You may not have an adoption story of your own… or you may be living one right now. Either way, you know something about choosing—about staying when it would be easier to walk away, about loving when it costs more than you expected, about saying yes again after a long night or a heavy season.
This song was shaped by small beginnings and long faithfulness: a coin jar adoption fund in a tiny apartment, whispered prayers in hidden places, paperwork filled out late into the night, and a single photo that changed everything. It’s a reminder that family isn’t formed by blood alone, but by a love that shows up and keeps on choosing.
Adoption is never simple. It holds joy and loss side by side. And yet, every morning you’re given the same invitation—to choose love again. To choose presence. To believe that this kind of love matters.
My hope is that as you listen, this song would bring a little light into your corner of the world. That it would remind you that you are chosen—first and always—by a Father in heaven who calls you beloved, and who invites you into the holy, everyday work of choosing love in return.
From my family to yours.
— Zawadi
JESUS iS ALWAYS WiTH ME
There are seasons when the days feel heavy.
When language runs thin.
When the most honest prayer we have is simply, “Are You still here?”
JESUS iS ALWAYS WiTH ME was written for those moments.
Not as an answer—but as a reminder.
A small, steady truth meant to walk with you.
This song isn’t meant to be rushed through. It’s meant to be carried.
You might begin your morning with it—letting the words settle before the noise of the day.
You might return to it in quiet moments—on a walk, in the car, between meetings.
You might share it with someone you love and let it open space for conversation.
You might sit with it in prayer or journaling, noticing where Jesus has been present all along.
At work.
At home.
In joy.
In grief.
In the ordinary places we often overlook.
This month, I invite you to let this song become a gentle companion—helping you notice Jesus not just around you, but with you.
Wherever you go.
Listen when you’re ready.
Carry it with you.
Notice Him anywhere.
— Zawadi
THE JUSTiCE SONG
Justice is such an interesting word. We hear it in politics, in pop culture, even in our churches. But I think Christians have always had a unique relationship with it.
Our God sees the world - sees us - and recognizes our brokenness. And we can’t escape the truth that we all had everything to do with that brokenness. If justice simply meant getting what you deserve, then I think we’d all be in trouble.
But the justice I find in Scripture is almost a paradox. God’s justice is somehow inextricably linked to His goodness. It is judgment and grace together. We are utterly broken people, yet through Jesus, somehow capable of the greatest good.
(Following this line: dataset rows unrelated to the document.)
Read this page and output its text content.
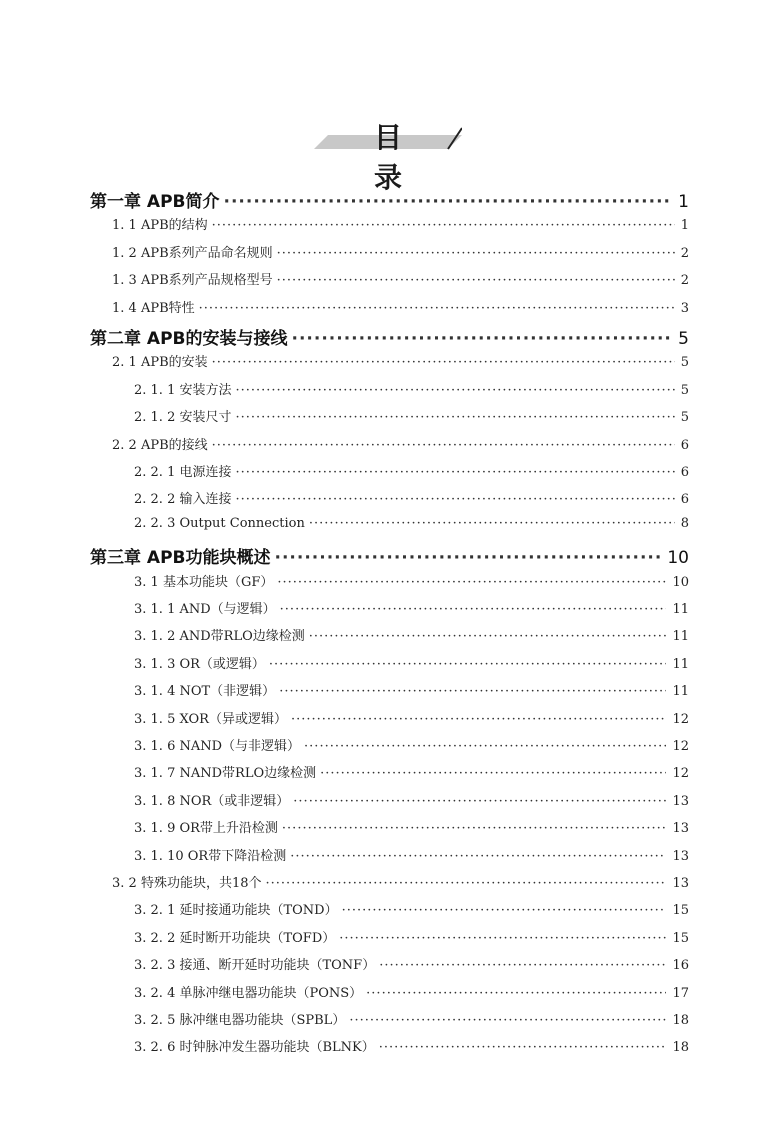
目 录
第一章 APB简介 ·····	1
1. 1 APB的结构 ·····	1
1. 2 APB系列产品命名规则 ·····	2
1. 3 APB系列产品规格型号 ·····	2
1. 4 APB特性 ·····	3
第二章 APB的安装与接线 ·····	5
2. 1 APB的安装 ·····	5
2. 1. 1 安装方法 ·····	5
2. 1. 2 安装尺寸 ·····	5
2. 2 APB的接线 ·····	6
2. 2. 1 电源连接 ·····	6
2. 2. 2 输入连接 ·····	6
2. 2. 3 Output Connection ·····	8
第三章 APB功能块概述 ·····	10
3. 1 基本功能块（GF） ·····	10
3. 1. 1 AND（与逻辑） ·····	11
3. 1. 2 AND带RLO边缘检测 ·····	11
3. 1. 3 OR（或逻辑） ·····	11
3. 1. 4 NOT（非逻辑） ·····	11
3. 1. 5 XOR（异或逻辑） ·····	12
3. 1. 6 NAND（与非逻辑） ·····	12
3. 1. 7 NAND带RLO边缘检测 ·····	12
3. 1. 8 NOR（或非逻辑） ·····	13
3. 1. 9 OR带上升沿检测 ·····	13
3. 1. 10 OR带下降沿检测 ·····	13
3. 2 特殊功能块，共18个 ·····	13
3. 2. 1 延时接通功能块（TOND） ·····	15
3. 2. 2 延时断开功能块（TOFD） ·····	15
3. 2. 3 接通、断开延时功能块（TONF） ·····	16
3. 2. 4 单脉冲继电器功能块（PONS） ·····	17
3. 2. 5 脉冲继电器功能块（SPBL） ·····	18
3. 2. 6 时钟脉冲发生器功能块（BLNK） ·····	18
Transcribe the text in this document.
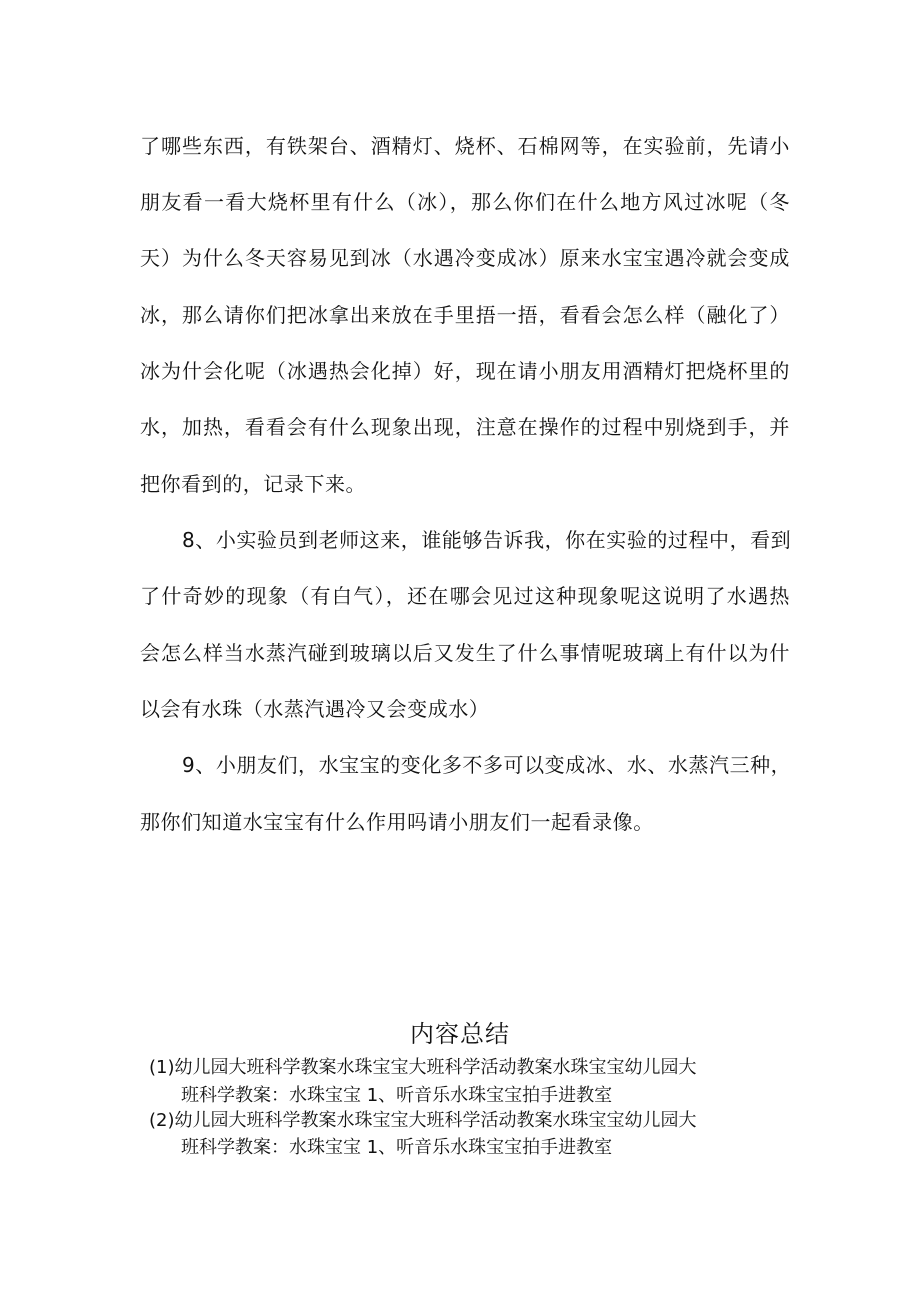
了哪些东西，有铁架台、酒精灯、烧杯、石棉网等，在实验前，先请小
朋友看一看大烧杯里有什么（冰），那么你们在什么地方风过冰呢（冬
天）为什么冬天容易见到冰（水遇冷变成冰）原来水宝宝遇冷就会变成
冰，那么请你们把冰拿出来放在手里捂一捂，看看会怎么样（融化了）
冰为什会化呢（冰遇热会化掉）好，现在请小朋友用酒精灯把烧杯里的
水，加热，看看会有什么现象出现，注意在操作的过程中别烧到手，并
把你看到的，记录下来。
8、小实验员到老师这来，谁能够告诉我，你在实验的过程中，看到
了什奇妙的现象（有白气），还在哪会见过这种现象呢这说明了水遇热
会怎么样当水蒸汽碰到玻璃以后又发生了什么事情呢玻璃上有什以为什
以会有水珠（水蒸汽遇冷又会变成水）
9、小朋友们，水宝宝的变化多不多可以变成冰、水、水蒸汽三种，
那你们知道水宝宝有什么作用吗请小朋友们一起看录像。
内容总结
(1)幼儿园大班科学教案水珠宝宝大班科学活动教案水珠宝宝幼儿园大
班科学教案：水珠宝宝 1、听音乐水珠宝宝拍手进教室
(2)幼儿园大班科学教案水珠宝宝大班科学活动教案水珠宝宝幼儿园大
班科学教案：水珠宝宝 1、听音乐水珠宝宝拍手进教室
And Jesus is always inviting us to come and join Him on the side of that good. There’s a verse in the Bible that says it’s God’s goodness that leads us to repentance, and I think about that a lot.
My whole life I’ve wrestled with the question of why didn’t my birth family want me? Why did they give me up? My mother died in childbirth with me and they blamed me for her death. I suppose somehow in their mind, that was the justice that I deserved. The thing is, that’s not justice. That’s not goodness. They were simply acting out a role that had been handed down to them through cultural norms and traditions.
But even in the midst of such tragedy and abandonment, God’s goodness was already writing another story. God’s goodness had inspired a young European couple to give 27 years of their lives to a continent they had never known, to learn cultures and languages they had never spoken, to love a people they had never met. And when the knock came on their door about a little baby - unwanted, rejected, abandoned - it was God’s goodness that led them to say yes. Yes, we will take him. Yes, we will love him. Yes, we will raise him to do justly, love mercy, and walk humbly with God.
It was God’s goodness that did that. And that’s something I’ll never get over.